Donpir asked: “Why is it that a teaching hospital that employs over 1,000 doctors has big pharmacies without medication and there is no common fluid?”
He is still owed three months’ salary.
Weighing that experience against that of his current workplace, he described accessibility as the availability of comprehensive screening and treatment services as and when needed by the public.
An instance he cited is when a patient who was medically fit for discharge suddenly had his oxygen requirement plummet. Within three hours, he was able to suspect the cause and refer him for quick assessments within the same hospital. The patient’s condition was stabilised and he got well.
“Tell me how many hospitals in Nigeria where within four hours, someone can start developing shortness of breath, have blood taken, X-rays done, blood count, urea and electrolyte, D-dimer tests, abdominal and pelvic CT and a diagnosis of pulmonary embolism med and treatment commenced?”
Kenobi, @TobbieXY, another UK-based Nigerian whose parents practised as healthcare professionals in Nigeria believes accessibility to healthcare is restricted to urban areas on average in Nigeria.
He noted that there are millions in remote areas who can only dream of improved accessibility to healthcare.
“Sometimes the World Health Organization (WHO) has to pay private healthcare professionals to go to rural areas to provide service. Some of them have monthly or bi-monthly timetables,” Kenobi said, noting that in contrast, villages in the UK have equal access to healthcare as cities.
And for many Nigerians, lack of affordability can limit accessibility.
“You have to earn millions to be able to afford some medical emergencies in Nigeria,” Kenobi said.
However, for the UK, challenges are also sprouting up as the system struggles to match manpower with rising demand for health services.
This is said to worsen the waiting time for intervention for certain illnesses.

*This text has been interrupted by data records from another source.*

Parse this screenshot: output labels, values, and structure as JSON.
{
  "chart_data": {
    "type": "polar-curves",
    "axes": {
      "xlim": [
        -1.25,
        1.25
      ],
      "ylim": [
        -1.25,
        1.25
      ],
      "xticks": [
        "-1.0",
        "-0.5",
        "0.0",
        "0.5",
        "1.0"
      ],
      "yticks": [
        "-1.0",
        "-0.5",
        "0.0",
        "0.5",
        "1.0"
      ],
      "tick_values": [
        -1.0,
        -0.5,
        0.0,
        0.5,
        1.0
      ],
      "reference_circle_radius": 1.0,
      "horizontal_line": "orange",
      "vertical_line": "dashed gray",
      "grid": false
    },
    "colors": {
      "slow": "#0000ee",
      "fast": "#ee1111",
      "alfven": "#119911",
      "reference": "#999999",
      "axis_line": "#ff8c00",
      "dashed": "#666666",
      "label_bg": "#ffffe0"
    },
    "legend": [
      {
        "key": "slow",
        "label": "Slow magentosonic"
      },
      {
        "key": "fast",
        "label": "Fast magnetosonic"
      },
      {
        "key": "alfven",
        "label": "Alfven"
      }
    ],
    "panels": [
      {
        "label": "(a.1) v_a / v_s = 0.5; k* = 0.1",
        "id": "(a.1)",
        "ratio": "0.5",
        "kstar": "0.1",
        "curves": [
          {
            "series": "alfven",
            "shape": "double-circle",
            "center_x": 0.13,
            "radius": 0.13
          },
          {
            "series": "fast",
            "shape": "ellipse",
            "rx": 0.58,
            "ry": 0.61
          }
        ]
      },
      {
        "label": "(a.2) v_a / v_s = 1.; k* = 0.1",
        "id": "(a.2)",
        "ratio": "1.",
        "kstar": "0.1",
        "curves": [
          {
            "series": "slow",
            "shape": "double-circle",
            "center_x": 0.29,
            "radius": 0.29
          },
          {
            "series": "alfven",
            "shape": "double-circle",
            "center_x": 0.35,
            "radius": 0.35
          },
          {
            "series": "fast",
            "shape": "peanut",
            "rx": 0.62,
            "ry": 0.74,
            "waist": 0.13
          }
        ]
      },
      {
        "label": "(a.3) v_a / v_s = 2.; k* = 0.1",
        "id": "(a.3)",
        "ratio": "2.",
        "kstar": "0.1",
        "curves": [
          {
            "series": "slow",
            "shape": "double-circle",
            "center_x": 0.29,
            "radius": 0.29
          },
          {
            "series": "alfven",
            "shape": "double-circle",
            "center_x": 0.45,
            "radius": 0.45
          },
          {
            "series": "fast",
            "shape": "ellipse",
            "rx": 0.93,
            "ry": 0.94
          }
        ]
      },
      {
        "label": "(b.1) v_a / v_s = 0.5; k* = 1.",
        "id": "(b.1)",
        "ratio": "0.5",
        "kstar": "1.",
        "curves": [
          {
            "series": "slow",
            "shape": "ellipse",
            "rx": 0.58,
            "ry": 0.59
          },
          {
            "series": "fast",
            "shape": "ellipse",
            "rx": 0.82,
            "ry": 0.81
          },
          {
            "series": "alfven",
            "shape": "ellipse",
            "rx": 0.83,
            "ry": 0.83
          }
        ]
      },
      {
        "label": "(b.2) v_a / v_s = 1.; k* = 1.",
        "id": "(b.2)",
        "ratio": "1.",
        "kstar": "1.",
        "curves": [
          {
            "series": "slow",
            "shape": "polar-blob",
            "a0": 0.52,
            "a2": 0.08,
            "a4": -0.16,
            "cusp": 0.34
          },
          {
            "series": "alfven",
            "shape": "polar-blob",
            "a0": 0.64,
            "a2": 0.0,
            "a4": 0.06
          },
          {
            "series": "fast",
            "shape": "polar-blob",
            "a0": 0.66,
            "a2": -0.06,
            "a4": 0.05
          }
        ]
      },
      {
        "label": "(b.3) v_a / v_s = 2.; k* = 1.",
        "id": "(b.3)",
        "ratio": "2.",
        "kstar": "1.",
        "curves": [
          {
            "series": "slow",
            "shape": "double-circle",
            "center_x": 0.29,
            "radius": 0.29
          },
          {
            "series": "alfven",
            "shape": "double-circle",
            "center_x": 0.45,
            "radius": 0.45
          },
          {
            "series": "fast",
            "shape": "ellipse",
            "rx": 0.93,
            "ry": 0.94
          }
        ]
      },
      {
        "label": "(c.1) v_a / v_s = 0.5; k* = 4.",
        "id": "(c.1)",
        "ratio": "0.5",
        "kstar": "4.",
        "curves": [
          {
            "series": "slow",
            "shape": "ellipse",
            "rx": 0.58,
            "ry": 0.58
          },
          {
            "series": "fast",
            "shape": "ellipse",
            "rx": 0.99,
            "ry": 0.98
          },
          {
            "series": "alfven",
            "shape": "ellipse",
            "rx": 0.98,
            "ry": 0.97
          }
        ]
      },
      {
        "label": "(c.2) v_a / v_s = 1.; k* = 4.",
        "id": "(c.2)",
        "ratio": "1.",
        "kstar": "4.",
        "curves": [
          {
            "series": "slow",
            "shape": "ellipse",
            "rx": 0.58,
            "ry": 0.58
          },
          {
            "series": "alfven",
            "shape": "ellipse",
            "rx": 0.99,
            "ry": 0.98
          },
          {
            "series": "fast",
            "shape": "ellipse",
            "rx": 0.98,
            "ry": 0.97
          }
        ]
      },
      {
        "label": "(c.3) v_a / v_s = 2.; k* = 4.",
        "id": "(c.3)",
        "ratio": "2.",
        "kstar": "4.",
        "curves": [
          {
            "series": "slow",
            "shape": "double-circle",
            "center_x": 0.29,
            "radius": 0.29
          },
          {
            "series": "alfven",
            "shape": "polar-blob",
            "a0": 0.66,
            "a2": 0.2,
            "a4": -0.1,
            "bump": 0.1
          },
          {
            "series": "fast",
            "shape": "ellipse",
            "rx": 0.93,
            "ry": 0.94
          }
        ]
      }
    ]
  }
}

According to @Adalabekee, a registered nurse, the UK is seeing a gradual shift of medical professionals from government establishments to private practice where they can control the number of patients under their care.

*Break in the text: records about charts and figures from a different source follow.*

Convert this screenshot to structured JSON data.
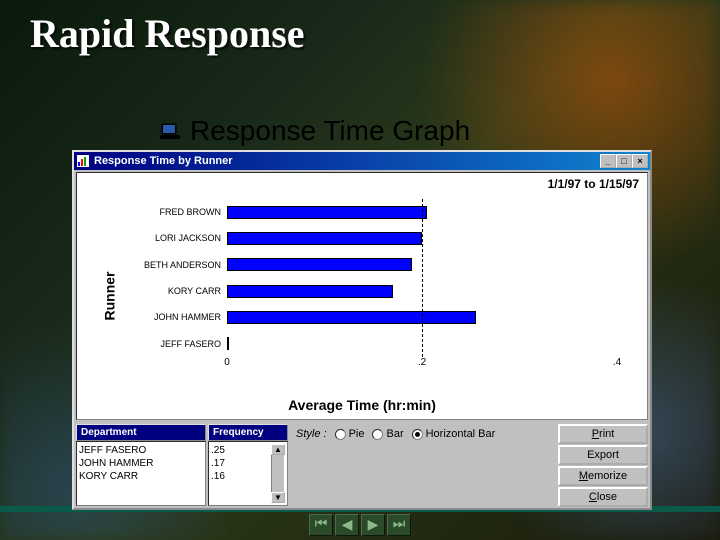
{
  "slide": {
    "title": "Rapid Response",
    "subtitle": "Response Time Graph"
  },
  "window": {
    "title": "Response Time by Runner",
    "date_range": "1/1/97 to 1/15/97"
  },
  "chart": {
    "type": "horizontal-bar",
    "y_axis_label": "Runner",
    "x_axis_label": "Average Time (hr:min)",
    "xlim": [
      0,
      0.4
    ],
    "x_ticks": [
      0,
      0.2,
      0.4
    ],
    "x_tick_labels": [
      "0",
      ".2",
      ".4"
    ],
    "reference_line_x": 0.2,
    "bar_color": "#0000ff",
    "bar_border": "#000000",
    "background_color": "#ffffff",
    "label_fontsize": 9,
    "axis_title_fontsize": 14,
    "categories": [
      "FRED BROWN",
      "LORI JACKSON",
      "BETH ANDERSON",
      "KORY CARR",
      "JOHN HAMMER",
      "JEFF FASERO"
    ],
    "values": [
      0.205,
      0.2,
      0.19,
      0.17,
      0.255,
      0.002
    ]
  },
  "bottom": {
    "department_header": "Department",
    "frequency_header": "Frequency",
    "department_rows": [
      {
        "name": "JEFF FASERO",
        "freq": ".25"
      },
      {
        "name": "JOHN HAMMER",
        "freq": ".17"
      },
      {
        "name": "KORY CARR",
        "freq": ".16"
      }
    ],
    "style_label": "Style :",
    "style_options": [
      {
        "label": "Pie",
        "selected": false
      },
      {
        "label": "Bar",
        "selected": false
      },
      {
        "label": "Horizontal Bar",
        "selected": true
      }
    ],
    "buttons": {
      "print": "Print",
      "export": "Export",
      "memorize": "Memorize",
      "close": "Close"
    }
  },
  "colors": {
    "titlebar_start": "#000080",
    "titlebar_end": "#1084d0",
    "win_face": "#c0c0c0",
    "slide_title_color": "#ffffff"
  }
}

She said: “The problem with the UK is manpower. That is why there are several backlogs. There are few doctors available at the emergency department (ED). One doctor has to cover the ED, ward, and surgery because there are few people available to actually carry out the healthcare.

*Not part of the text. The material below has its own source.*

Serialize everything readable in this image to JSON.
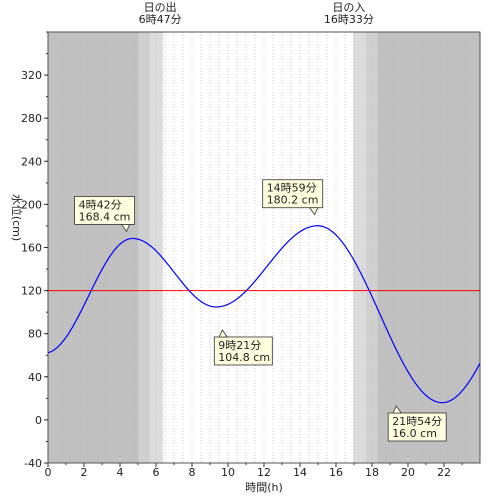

“You have one nurse to 10 to 15 patients and at the same time, there is no space to bring the patients into the ward. Most healthcare workers are also now leaving the NHS for private practice where they work at their own pace. Health professionals are also prioritizing their health over the practice and the associated income. All these affect patients’ waiting time. We need to identify the problem, access it, and provide solutions.”